Durant cette période se produisit
également sa rencontre avec un visiteur extraordinaire, docker au
Pirée, qui par sa prière avait fait revenir à la vie son beau-père
blasphémateur, pour qu'il se repente.
L'Ancien raconta aussi l'événement
suivant : " Un jour, un prêtre vint à la skyte. Lorsque je le
vis, je ne fus pas "informé" spirituellement. Au cours de
la conversation, je compris qu'il était catholique; En sorte que je
lui dis sévèrement : " Vous devriez porter une capuche
(c'est-à-dire le couvre-chef des moines latins) et visiter ainsi les
monastères!"
Cet homme était un prêtre
catholique nommé Boniface, comme je devais l'apprendre plus tard, et
où qu'il aille, il s'habillait de façon à tromper les gens. Avec
les grecs orthodoxes, il s'habillait comme un prêtre grec, avec les
prêtres russes, comme un prêtre russe, etc."
L'Ancien, bien qu'il vît les
cheveux, la barbe et le froc "orthodoxes", ne fut pas
trompé par eux; La grâce divine témoigna en lui que celui qui
avait l'apparence d'un prêtre n'avait pas la prêtrise.
"Il
n'avait besoin d'être renseigné sur personne : lui, savait ce qu'il
y a dans l'homme. (8)"
(8)
: ( Jn 2, 25).
3.
Il aide l'âme d'un défunt.
L'Ancien racontait : " A peine
arrivé à la skyte, le vieil Athanase, le garde forestier
(kourtzis), l'apprit et, de Philothéou, il vint me rendre visite.
C'était une connaissance, et il m'apporta des bénédictions*, parce
que, au début, je n'avais rien.
Je
le remerciai et lui demandai d'écrire les noms de ses parents
défunts, pour les commémorer.
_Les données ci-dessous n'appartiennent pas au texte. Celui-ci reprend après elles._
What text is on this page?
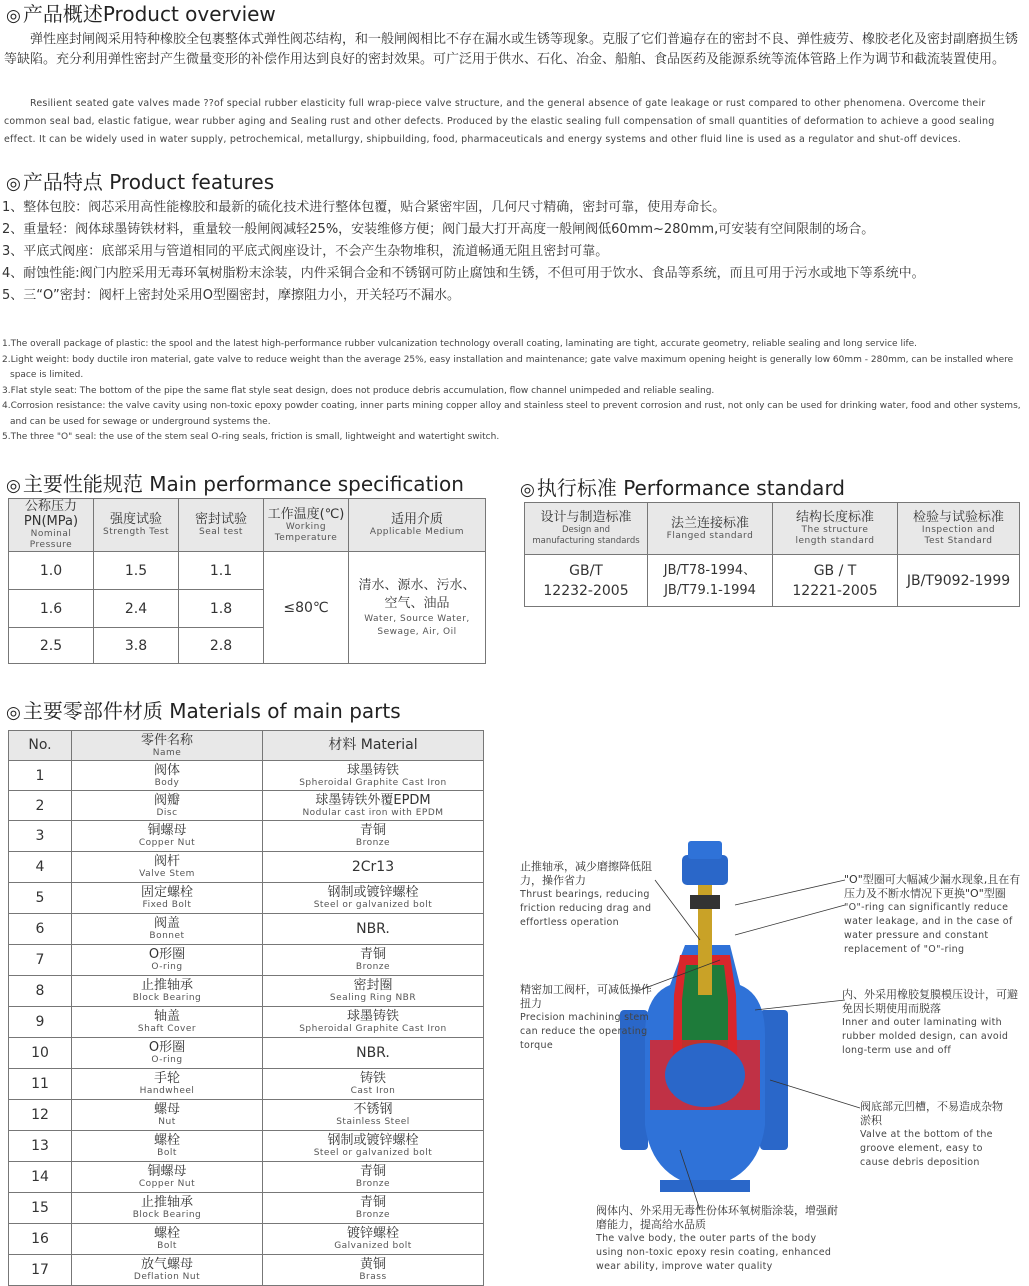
◎ 产品概述Product overview
弹性座封闸阀采用特种橡胶全包裹整体式弹性阀芯结构，和一般闸阀相比不存在漏水或生锈等现象。克服了它们普遍存在的密封不良、弹性疲劳、橡胶老化及密封副磨损生锈等缺陷。充分利用弹性密封产生微量变形的补偿作用达到良好的密封效果。可广泛用于供水、石化、冶金、船舶、食品医药及能源系统等流体管路上作为调节和截流装置使用。
Resilient seated gate valves made ??of special rubber elasticity full wrap-piece valve structure, and the general absence of gate leakage or rust compared to other phenomena. Overcome their common seal bad, elastic fatigue, wear rubber aging and Sealing rust and other defects. Produced by the elastic sealing full compensation of small quantities of deformation to achieve a good sealing effect. It can be widely used in water supply, petrochemical, metallurgy, shipbuilding, food, pharmaceuticals and energy systems and other fluid line is used as a regulator and shut-off devices.
◎ 产品特点 Product features
1、整体包胶：阀芯采用高性能橡胶和最新的硫化技术进行整体包覆，贴合紧密牢固，几何尺寸精确，密封可靠，使用寿命长。
2、重量轻：阀体球墨铸铁材料，重量较一般闸阀减轻25%，安装维修方便；阀门最大打开高度一般闸阀低60mm~280mm,可安装有空间限制的场合。
3、平底式阀座：底部采用与管道相同的平底式阀座设计，不会产生杂物堆积，流道畅通无阻且密封可靠。
4、耐蚀性能:阀门内腔采用无毒环氧树脂粉末涂装，内件采铜合金和不锈钢可防止腐蚀和生锈，不但可用于饮水、食品等系统，而且可用于污水或地下等系统中。
5、三“O”密封：阀杆上密封处采用O型圈密封，摩擦阻力小，开关轻巧不漏水。
1.The overall package of plastic: the spool and the latest high-performance rubber vulcanization technology overall coating, laminating are tight, accurate geometry, reliable sealing and long service life.
2.Light weight: body ductile iron material, gate valve to reduce weight than the average 25%, easy installation and maintenance; gate valve maximum opening height is generally low 60mm - 280mm, can be installed where space is limited.
3.Flat style seat: The bottom of the pipe the same flat style seat design, does not produce debris accumulation, flow channel unimpeded and reliable sealing.
4.Corrosion resistance: the valve cavity using non-toxic epoxy powder coating, inner parts mining copper alloy and stainless steel to prevent corrosion and rust, not only can be used for drinking water, food and other systems, and can be used for sewage or underground systems the.
5.The three "O" seal: the use of the stem seal O-ring seals, friction is small, lightweight and watertight switch.
◎ 主要性能规范 Main performance specification
公称压力
PN(MPa)
Nominal
Pressure	强度试验
Strength Test	密封试验
Seal test	工作温度(℃)
Working
Temperature	适用介质
Applicable Medium

1.0	1.5	1.1	≤80℃	清水、源水、污水、空气、油品
Water, Source Water, Sewage, Air, Oil

1.6	2.4	1.8		
2.5	3.8	2.8		
◎ 执行标准 Performance standard
设计与制造标准
Design and
manufacturing standards	法兰连接标准
Flanged standard	结构长度标准
The structure
length standard	检验与试验标准
Inspection and
Test Standard

GB/T
12232-2005	JB/T78-1994、
JB/T79.1-1994	GB / T
12221-2005	JB/T9092-1999
◎ 主要零部件材质 Materials of main parts
No.	零件名称
Name	材料 Material

1	阀体
Body	球墨铸铁
Spheroidal Graphite Cast Iron

2	阀瓣
Disc	球墨铸铁外覆EPDM
Nodular cast iron with EPDM

3	铜螺母
Copper Nut	青铜
Bronze

4	阀杆
Valve Stem	2Cr13

5	固定螺栓
Fixed Bolt	钢制或镀锌螺栓
Steel or galvanized bolt

6	阀盖
Bonnet	NBR.

7	O形圈
O-ring	青铜
Bronze

8	止推轴承
Block Bearing	密封圈
Sealing Ring NBR

9	轴盖
Shaft Cover	球墨铸铁
Spheroidal Graphite Cast Iron

10	O形圈
O-ring	NBR.

11	手轮
Handwheel	铸铁
Cast Iron

12	螺母
Nut	不锈钢
Stainless Steel

13	螺栓
Bolt	钢制或镀锌螺栓
Steel or galvanized bolt

14	铜螺母
Copper Nut	青铜
Bronze

15	止推轴承
Block Bearing	青铜
Bronze

16	螺栓
Bolt	镀锌螺栓
Galvanized bolt

17	放气螺母
Deflation Nut	黄铜
Brass
止推轴承，减少磨擦降低阻力，操作省力
Thrust bearings, reducing friction reducing drag and effortless operation
"O"型圈可大幅减少漏水现象,且在有压力及不断水情况下更换"O"型圈
"O"-ring can significantly reduce water leakage, and in the case of water pressure and constant replacement of "O"-ring
精密加工阀杆，可减低操作扭力
Precision machining stem can reduce the operating torque
内、外采用橡胶复膜模压设计，可避免因长期使用而脱落
Inner and outer laminating with rubber molded design, can avoid long-term use and off
阀底部元凹槽，不易造成杂物淤积
Valve at the bottom of the groove element, easy to cause debris deposition
阀体内、外采用无毒性份体环氧树脂涂装，增强耐磨能力，提高给水品质
The valve body, the outer parts of the body using non-toxic epoxy resin coating, enhanced wear ability, improve water quality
Celui-ci, influencé par un témoin
de Jéhovah, me dit : "Dès que l'homme meurt, il n'y a plus
rien; après la mort tout périt." Peu de temps après, celui-ci
vint à mourir. Lorsque je l'appris, je me rendis à Philothéou et
je trouvai sa tombe. Je fis chaque jour une prière du fond du coeur
pour que Dieu accorde le repos à son âme.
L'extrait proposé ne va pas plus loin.